L’application Dianping (l’équivalent chinois de Yelp) permet aussi de filtrer par note et proximité, même sans maîtriser le mandarin, grâce aux photos et aux évaluations visuelles.
Guangzhou la nuit : économie nocturne et promenades sur la rivière des Perles
Guangzhou fait partie des villes chinoises qui investissent massivement dans leur économie nocturne. Le résultat concret pour le voyageur : des quartiers entiers restent animés bien après minuit, avec une offre qui dépasse le simple bar à cocktails.
La promenade le long de la rivière des Perles entre le pont Haiyin et le quartier de Zhujiang New Town offre un panorama sur les tours éclairées, mais aussi sur des marchés de nuit spontanés et des stands de street food installés sur les berges. L’ambiance est familiale jusqu’à 22 h environ, puis bascule vers une clientèle plus jeune.

Metro de Guangzhou : se déplacer la nuit
Le metro de Guangzhou ferme aux alentours de 23 h selon les lignes. Après cette heure, on bascule sur Didi (l’équivalent chinois d’Uber), dont les tarifs nocturnes restent raisonnables comparés aux grandes villes européennes. La plupart des parcs créatifs mentionnés plus haut sont accessibles en metro en journée, mais prévoyez un trajet retour en VTC si vous explorez de nuit.
Quartiers résidentiels de Guangzhou : Liwan et Haizhu loin du centre touristique
Les deux districts les plus intéressants pour une immersion locale sont Liwan (le vieux Canton historique) et Haizhu (au sud de la rivière des Perles). Liwan conserve des ruelles étroites bordées de maisons en brique grise, des temples de quartier encore actifs et des marchés couverts où les retraités jouent aux échecs chinois dès le matin.
Haizhu, de son côté, abrite une concentration croissante de cafés indépendants et de petites galeries dans d’anciens bâtiments industriels. Le contraste avec Zhujiang New Town, à quelques stations de metro, est saisissant.
On peut facilement consacrer une demi-journée à chaque quartier sans croiser d’autres voyageurs étrangers.

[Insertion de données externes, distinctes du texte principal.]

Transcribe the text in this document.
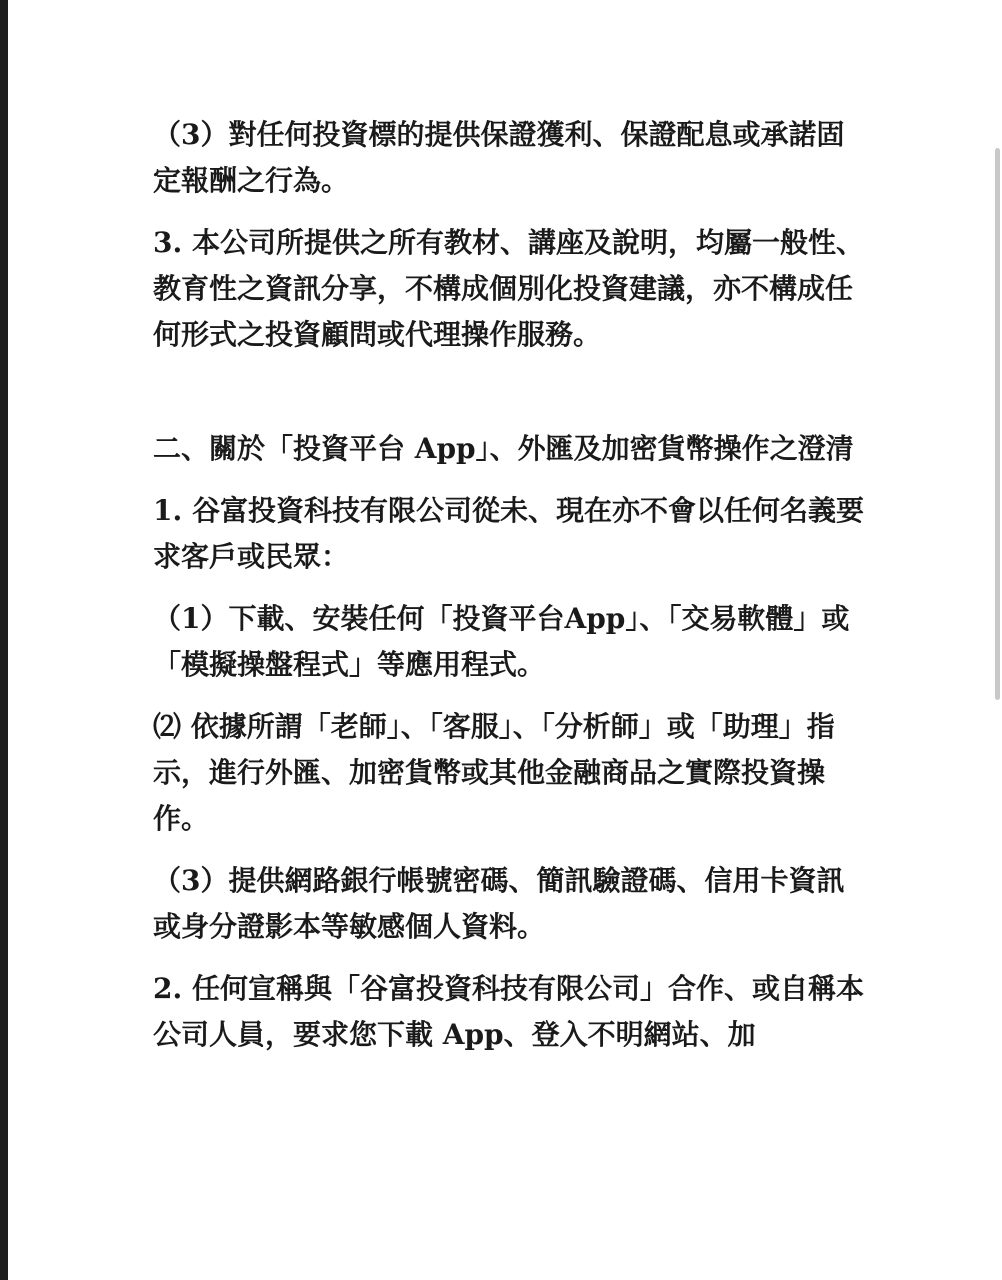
（3）對任何投資標的提供保證獲利、保證配息或承諾固定報酬之行為。

3. 本公司所提供之所有教材、講座及說明，均屬一般性、教育性之資訊分享，不構成個別化投資建議，亦不構成任何形式之投資顧問或代理操作服務。

二、關於「投資平台 App」、外匯及加密貨幣操作之澄清

1. 谷富投資科技有限公司從未、現在亦不會以任何名義要求客戶或民眾：

（1）下載、安裝任何「投資平台App」、「交易軟體」或「模擬操盤程式」等應用程式。

⑵ 依據所謂「老師」、「客服」、「分析師」或「助理」指示，進行外匯、加密貨幣或其他金融商品之實際投資操作。

（3）提供網路銀行帳號密碼、簡訊驗證碼、信用卡資訊或身分證影本等敏感個人資料。

2. 任何宣稱與「谷富投資科技有限公司」合作、或自稱本公司人員，要求您下載 App、登入不明網站、加
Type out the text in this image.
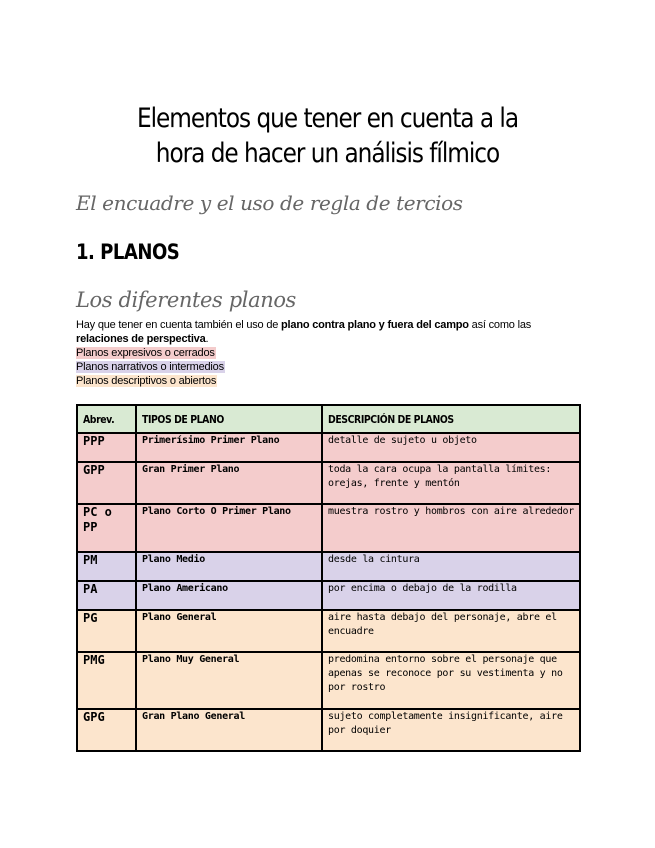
Elementos que tener en cuenta a la hora de hacer un análisis fílmico
El encuadre y el uso de regla de tercios
1. PLANOS
Los diferentes planos

Hay que tener en cuenta también el uso de plano contra plano y fuera del campo así como las relaciones de perspectiva.

Planos expresivos o cerrados

Planos narrativos o intermedios

Planos descriptivos o abiertos

Abrev.	TIPOS DE PLANO	DESCRIPCIÓN DE PLANOS
PPP	Primerísimo Primer Plano	detalle de sujeto u objeto
GPP	Gran Primer Plano	toda la cara ocupa la pantalla límites: orejas, frente y mentón
PC o PP	Plano Corto O Primer Plano	muestra rostro y hombros con aire alrededor
PM	Plano Medio	desde la cintura
PA	Plano Americano	por encima o debajo de la rodilla
PG	Plano General	aire hasta debajo del personaje, abre el encuadre
PMG	Plano Muy General	predomina entorno sobre el personaje que apenas se reconoce por su vestimenta y no por rostro
GPG	Gran Plano General	sujeto completamente insignificante, aire por doquier
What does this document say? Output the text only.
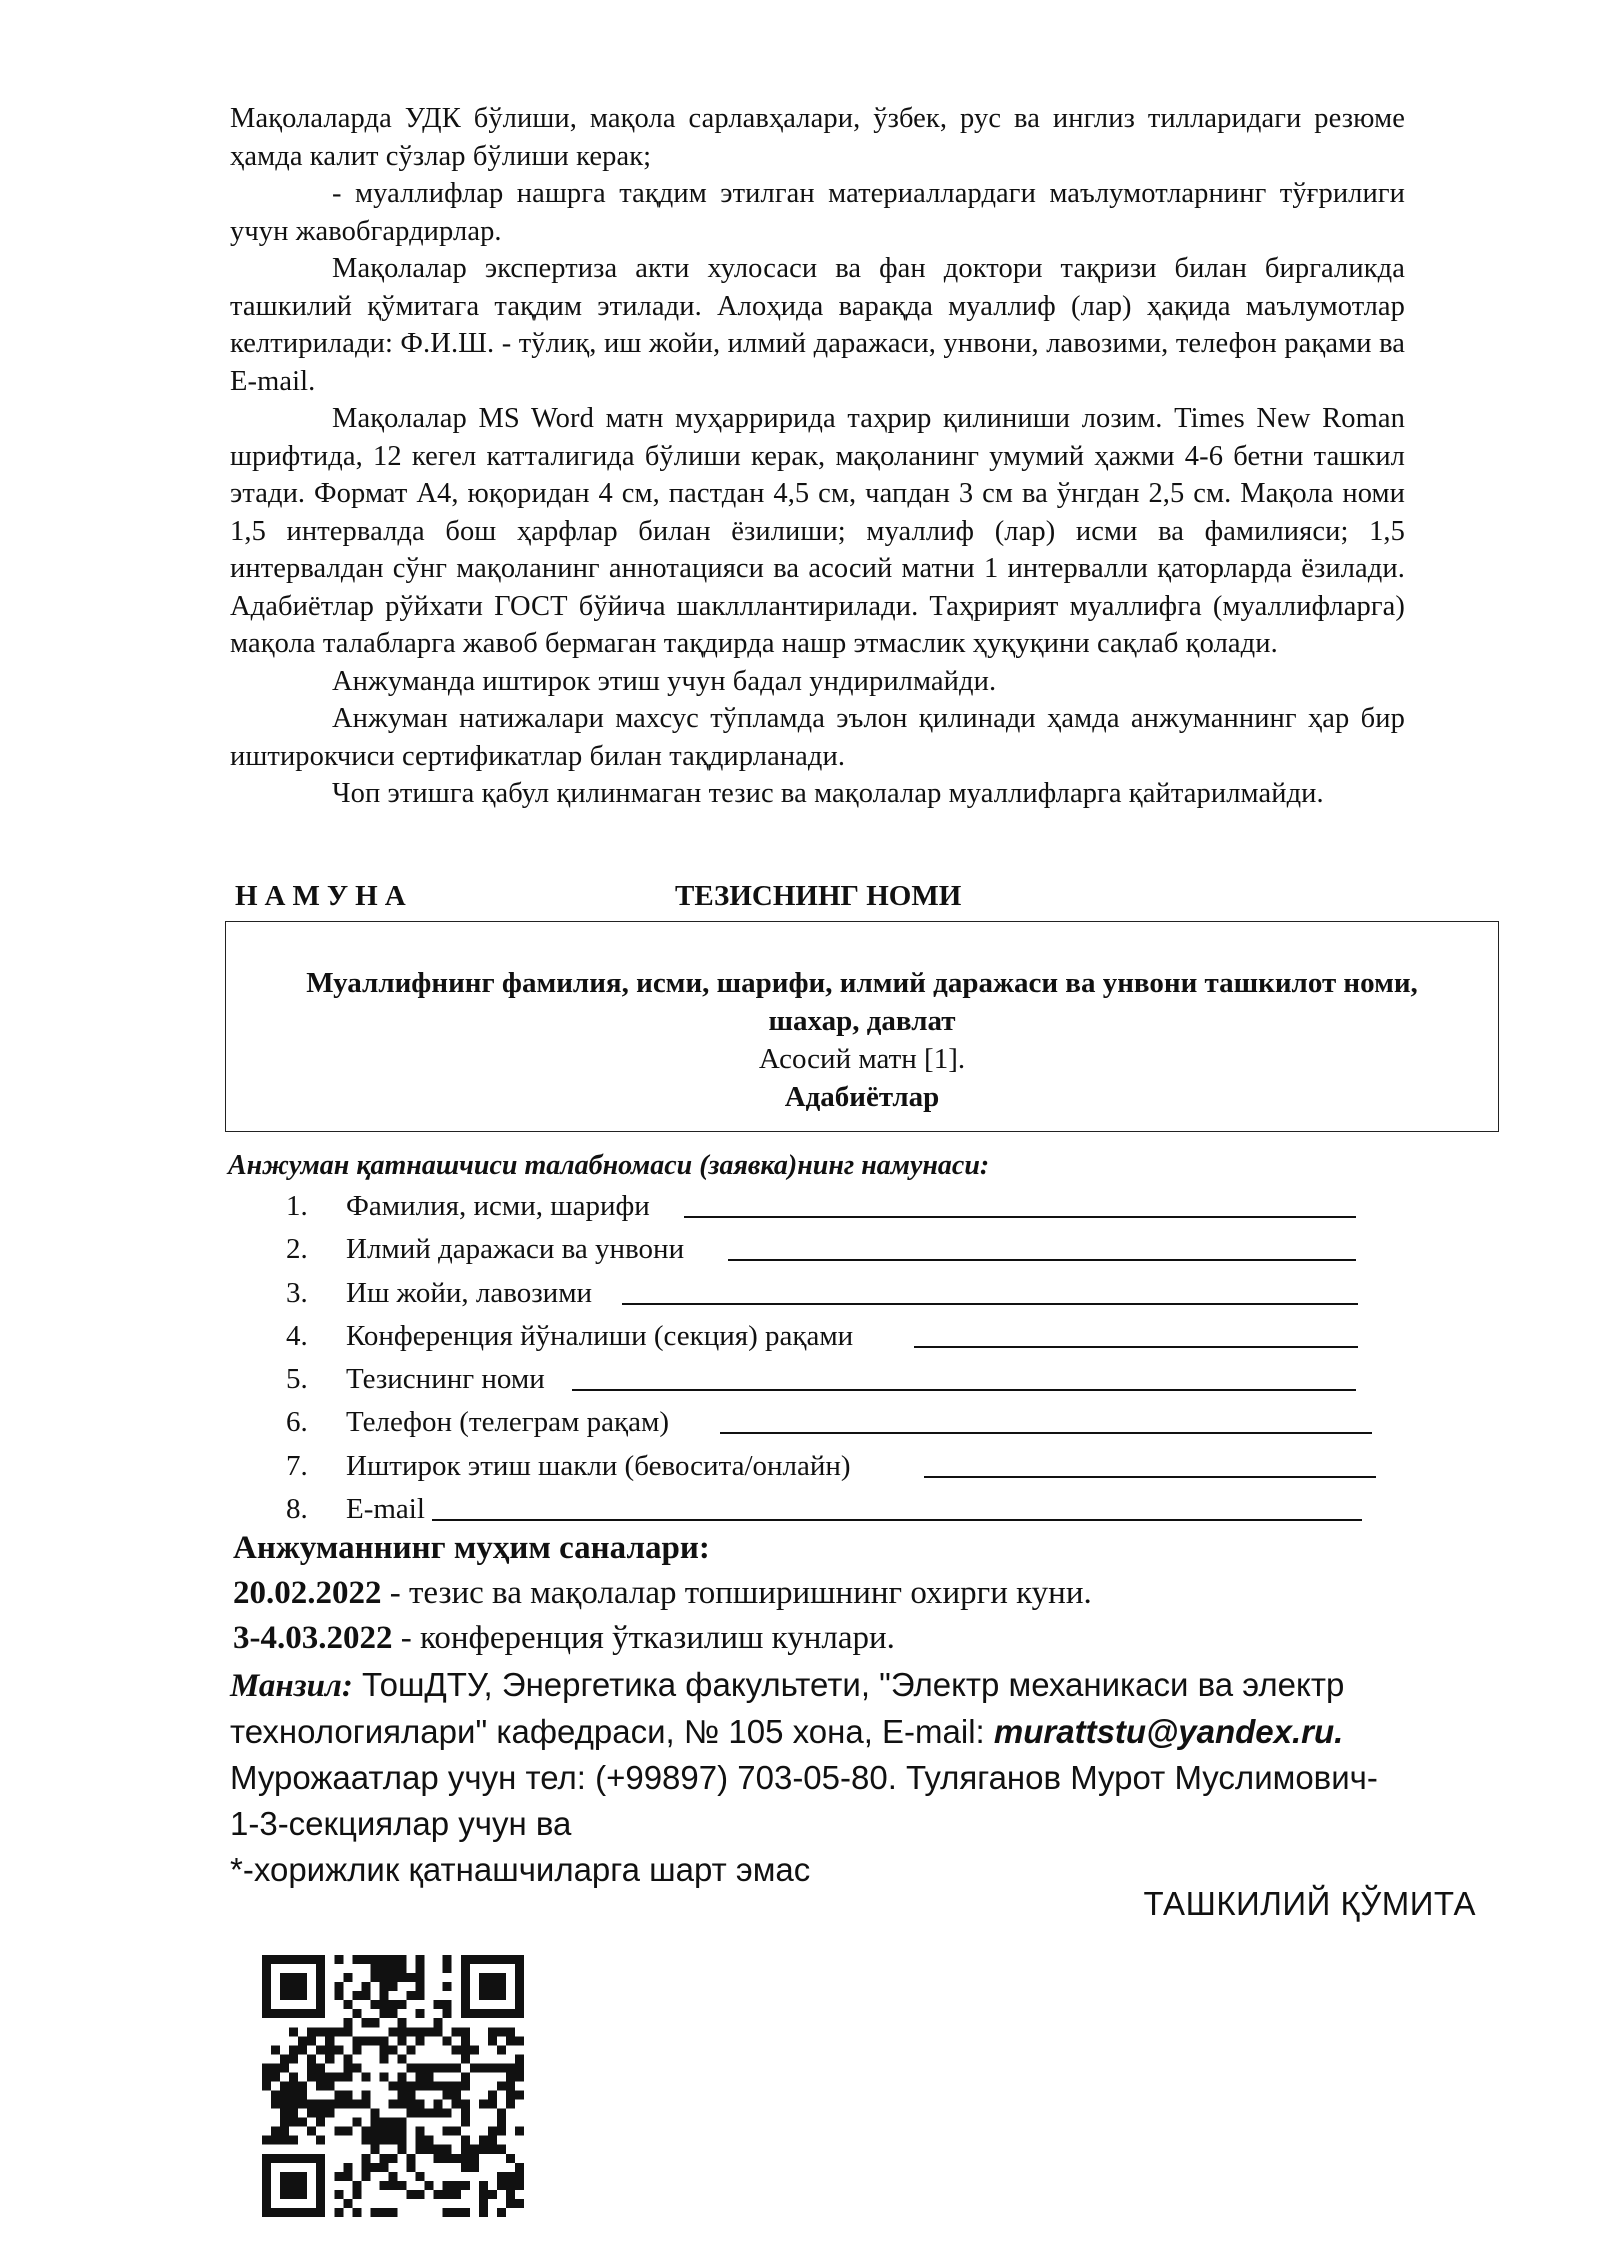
Мақолаларда УДК бўлиши, мақола сарлавҳалари, ўзбек, рус ва инглиз тилларидаги резюме ҳамда калит сўзлар бўлиши керак;

- муаллифлар нашрга тақдим этилган материаллардаги маълумотларнинг тўғрилиги учун жавобгардирлар.

Мақолалар экспертиза акти хулосаси ва фан доктори тақризи билан биргаликда ташкилий қўмитага тақдим этилади. Алоҳида варақда муаллиф (лар) ҳақида маълумотлар келтирилади: Ф.И.Ш. - тўлиқ, иш жойи, илмий даражаси, унвони, лавозими, телефон рақами ва E-mail.

Мақолалар MS Word матн муҳарририда таҳрир қилиниши лозим. Times New Roman шрифтида, 12 кегел катталигида бўлиши керак, мақоланинг умумий ҳажми 4-6 бетни ташкил этади. Формат А4, юқоридан 4 см, пастдан 4,5 см, чапдан 3 см ва ўнгдан 2,5 см. Мақола номи 1,5 интервалда бош ҳарфлар билан ёзилиши; муаллиф (лар) исми ва фамилияси; 1,5 интервалдан сўнг мақоланинг аннотацияси ва асосий матни 1 интервалли қаторларда ёзилади. Адабиётлар рўйхати ГОСТ бўйича шаклллантирилади. Таҳририят муаллифга (муаллифларга) мақола талабларга жавоб бермаган тақдирда нашр этмаслик ҳуқуқини сақлаб қолади.

Анжуманда иштирок этиш учун бадал ундирилмайди.

Анжуман натижалари махсус тўпламда эълон қилинади ҳамда анжуманнинг ҳар бир иштирокчиси сертификатлар билан тақдирланади.

Чоп этишга қабул қилинмаган тезис ва мақолалар муаллифларга қайтарилмайди.

НАМУНА	ТЕЗИСНИНГ НОМИ
Муаллифнинг фамилия, исми, шарифи, илмий даражаси ва унвони ташкилот номи,
шахар, давлат
Асосий матн [1].
Адабиётлар
Анжуман қатнашчиси талабномаси (заявка)нинг намунаси:
1. Фамилия, исми, шарифи
2. Илмий даражаси ва унвони
3. Иш жойи, лавозими
4. Конференция йўналиши (секция) рақами
5. Тезиснинг номи
6. Телефон (телеграм рақам)
7. Иштирок этиш шакли (бевосита/онлайн)
8. E-mail
Анжуманнинг муҳим саналари:
20.02.2022 - тезис ва мақолалар топширишнинг охирги куни.
3-4.03.2022 - конференция ўтказилиш кунлари.
Манзил: ТошДТУ, Энергетика факультети, "Электр механикаси ва электр
технологиялари" кафедраси, № 105 хона, E-mail: murattstu@yandex.ru.
Мурожаатлар учун тел: (+99897) 703-05-80. Туляганов Мурот Муслимович-
1-3-секциялар учун ва
*-хорижлик қатнашчиларга шарт эмас
ТАШКИЛИЙ ҚЎМИТА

C’est précisément là que Guangzhou révèle son caractère de ville vivante, loin de la vitrine de verre et d’acier qu’on voit dans les brochures.
Guangzhou n’a pas besoin d’être réinventée pour surprendre. Il suffit de quitter les trois ou quatre sites que tout le monde visite et de suivre le metro jusqu’aux terminus. Les parcs créatifs, les cantines de quartier et les berges nocturnes de la rivière des Perles composent une ville parallèle, accessible à condition d’accepter de perdre un peu ses repères.